Ce dossier, "le scandale du siècle" commente Me Metzner, est victime d'une "paranoïa aiguë". "Il n'y a aucun élément matériel" à l'encontre de mon client, a-t-il répété. Quant à "l'arme du crime, les listings, poursuit-il, comment savoir qu'ils sont juridiquement faux puisqu'il n'y a ni entête, ni signature, ni date..." Rires dans le prétoire. "Si la culpabilité de Dominique de Villepin était si évidente, pourquoi vouloir le 'pulvériser' et le 'pendre à un crochet', a-t-il demandé au tribunal, si ce n'est pour créer un mobile qui n'existe pas".
"Nicolas Sarkozy...euh...Dominique de Villepin est innocent"
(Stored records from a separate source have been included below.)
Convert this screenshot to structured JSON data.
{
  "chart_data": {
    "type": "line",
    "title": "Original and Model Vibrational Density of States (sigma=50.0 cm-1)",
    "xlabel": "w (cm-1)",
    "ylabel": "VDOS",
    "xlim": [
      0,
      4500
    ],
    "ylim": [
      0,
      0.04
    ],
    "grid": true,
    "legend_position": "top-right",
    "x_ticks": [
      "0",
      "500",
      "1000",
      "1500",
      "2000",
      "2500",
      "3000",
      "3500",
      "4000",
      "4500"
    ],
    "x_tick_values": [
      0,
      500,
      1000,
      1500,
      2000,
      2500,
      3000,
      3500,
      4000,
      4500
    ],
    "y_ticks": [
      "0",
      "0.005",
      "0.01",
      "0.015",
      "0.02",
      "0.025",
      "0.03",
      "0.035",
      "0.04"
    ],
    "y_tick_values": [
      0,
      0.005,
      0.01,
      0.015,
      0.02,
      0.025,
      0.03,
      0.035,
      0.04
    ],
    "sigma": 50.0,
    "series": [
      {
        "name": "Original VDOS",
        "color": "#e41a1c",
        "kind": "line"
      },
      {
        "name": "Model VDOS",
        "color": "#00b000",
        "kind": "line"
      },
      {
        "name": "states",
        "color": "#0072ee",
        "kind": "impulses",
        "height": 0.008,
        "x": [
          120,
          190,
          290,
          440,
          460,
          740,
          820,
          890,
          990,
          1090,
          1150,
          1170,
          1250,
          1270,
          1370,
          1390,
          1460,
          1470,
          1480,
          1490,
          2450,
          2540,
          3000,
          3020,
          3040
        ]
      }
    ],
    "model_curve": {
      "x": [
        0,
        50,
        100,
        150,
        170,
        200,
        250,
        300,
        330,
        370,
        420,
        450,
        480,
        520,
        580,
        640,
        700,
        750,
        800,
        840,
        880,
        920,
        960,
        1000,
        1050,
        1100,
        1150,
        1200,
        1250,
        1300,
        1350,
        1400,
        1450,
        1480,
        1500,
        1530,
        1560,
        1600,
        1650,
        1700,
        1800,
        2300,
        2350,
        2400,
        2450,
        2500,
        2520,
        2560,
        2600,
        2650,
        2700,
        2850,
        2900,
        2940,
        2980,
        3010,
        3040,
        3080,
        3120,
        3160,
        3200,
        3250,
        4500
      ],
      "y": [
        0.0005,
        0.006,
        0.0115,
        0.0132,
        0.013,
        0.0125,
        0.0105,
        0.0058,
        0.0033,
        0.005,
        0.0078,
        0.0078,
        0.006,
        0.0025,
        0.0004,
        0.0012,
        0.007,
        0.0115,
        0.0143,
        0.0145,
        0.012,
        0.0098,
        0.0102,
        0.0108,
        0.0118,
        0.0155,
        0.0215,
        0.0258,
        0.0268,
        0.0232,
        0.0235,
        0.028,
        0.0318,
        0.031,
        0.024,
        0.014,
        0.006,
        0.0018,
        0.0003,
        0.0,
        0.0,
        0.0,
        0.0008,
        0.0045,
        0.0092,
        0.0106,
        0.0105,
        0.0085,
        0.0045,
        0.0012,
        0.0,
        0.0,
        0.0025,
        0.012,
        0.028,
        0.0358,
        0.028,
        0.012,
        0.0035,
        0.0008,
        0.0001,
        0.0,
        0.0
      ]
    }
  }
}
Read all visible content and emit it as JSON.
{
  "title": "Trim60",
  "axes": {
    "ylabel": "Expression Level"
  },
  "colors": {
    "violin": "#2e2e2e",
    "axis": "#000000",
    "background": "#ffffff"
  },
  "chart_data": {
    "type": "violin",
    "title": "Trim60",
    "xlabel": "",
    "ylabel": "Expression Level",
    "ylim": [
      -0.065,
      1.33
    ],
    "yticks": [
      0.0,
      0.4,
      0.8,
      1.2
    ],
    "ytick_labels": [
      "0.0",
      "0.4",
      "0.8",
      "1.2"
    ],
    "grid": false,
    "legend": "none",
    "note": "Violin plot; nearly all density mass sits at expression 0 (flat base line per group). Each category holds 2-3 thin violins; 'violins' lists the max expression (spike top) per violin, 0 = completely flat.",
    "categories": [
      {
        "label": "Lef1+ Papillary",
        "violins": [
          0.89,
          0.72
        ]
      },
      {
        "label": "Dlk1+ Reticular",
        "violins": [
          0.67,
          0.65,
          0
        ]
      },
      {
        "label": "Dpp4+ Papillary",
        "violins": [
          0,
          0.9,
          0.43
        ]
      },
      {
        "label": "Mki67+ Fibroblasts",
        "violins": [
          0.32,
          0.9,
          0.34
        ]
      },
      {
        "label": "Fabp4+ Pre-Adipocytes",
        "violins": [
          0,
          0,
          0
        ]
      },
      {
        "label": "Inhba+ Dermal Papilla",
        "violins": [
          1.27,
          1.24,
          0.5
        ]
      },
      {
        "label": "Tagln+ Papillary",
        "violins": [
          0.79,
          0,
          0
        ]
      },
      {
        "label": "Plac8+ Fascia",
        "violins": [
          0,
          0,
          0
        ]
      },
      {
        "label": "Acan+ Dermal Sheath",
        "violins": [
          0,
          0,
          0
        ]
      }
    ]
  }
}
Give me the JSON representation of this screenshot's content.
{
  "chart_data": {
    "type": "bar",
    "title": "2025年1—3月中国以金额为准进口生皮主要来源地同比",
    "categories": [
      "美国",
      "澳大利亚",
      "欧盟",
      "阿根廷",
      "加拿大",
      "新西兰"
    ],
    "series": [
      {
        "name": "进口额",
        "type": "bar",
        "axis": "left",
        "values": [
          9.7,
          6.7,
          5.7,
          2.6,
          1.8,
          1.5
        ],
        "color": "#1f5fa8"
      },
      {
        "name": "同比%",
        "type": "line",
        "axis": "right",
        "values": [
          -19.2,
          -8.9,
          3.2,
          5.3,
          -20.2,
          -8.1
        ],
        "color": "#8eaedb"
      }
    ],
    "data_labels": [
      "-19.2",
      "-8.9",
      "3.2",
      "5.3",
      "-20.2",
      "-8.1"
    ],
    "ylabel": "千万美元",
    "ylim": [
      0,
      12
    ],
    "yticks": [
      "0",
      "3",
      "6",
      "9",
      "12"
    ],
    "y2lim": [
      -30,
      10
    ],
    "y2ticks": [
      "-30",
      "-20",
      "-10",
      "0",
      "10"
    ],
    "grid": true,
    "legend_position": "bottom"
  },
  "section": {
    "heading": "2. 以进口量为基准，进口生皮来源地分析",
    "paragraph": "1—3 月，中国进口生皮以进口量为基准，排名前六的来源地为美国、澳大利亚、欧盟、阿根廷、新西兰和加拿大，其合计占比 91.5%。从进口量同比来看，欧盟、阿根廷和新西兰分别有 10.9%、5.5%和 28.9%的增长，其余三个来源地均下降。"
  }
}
Privilège de l'expérience, Me Leclerc, autre avocat de l'ancien Premier ministre, qui succède à Me Metzner, est le seul à s'exprimer sans micro. "Mes prédécesseurs ont déjà dit ce que j'avais dans le coeur et la tête", a-t-il dit, ému de plaider dans cette salle qu'il affectionne depuis 50 ans. "Nicolas Sarkozy...euh...Dominique de Villepin est innocent", a scandé l'avocat qui avait annoncé dès le début de sa plaidoirie qu'il était sujet aux lapsus. "La vérité, c'est que non seulement il n'a rien fait mais qu'il n'y avait rien à faire", a-t-il ajouté. Avant de rappeler au procureur, lui qui le connaît si bien, qu'il avait requis une relaxe avant de se raviser en décembre. Sous-entendant, donc, que Jean-Claude Marin s'est soumis à sa hiérarchie pour écrire ses réquisitions...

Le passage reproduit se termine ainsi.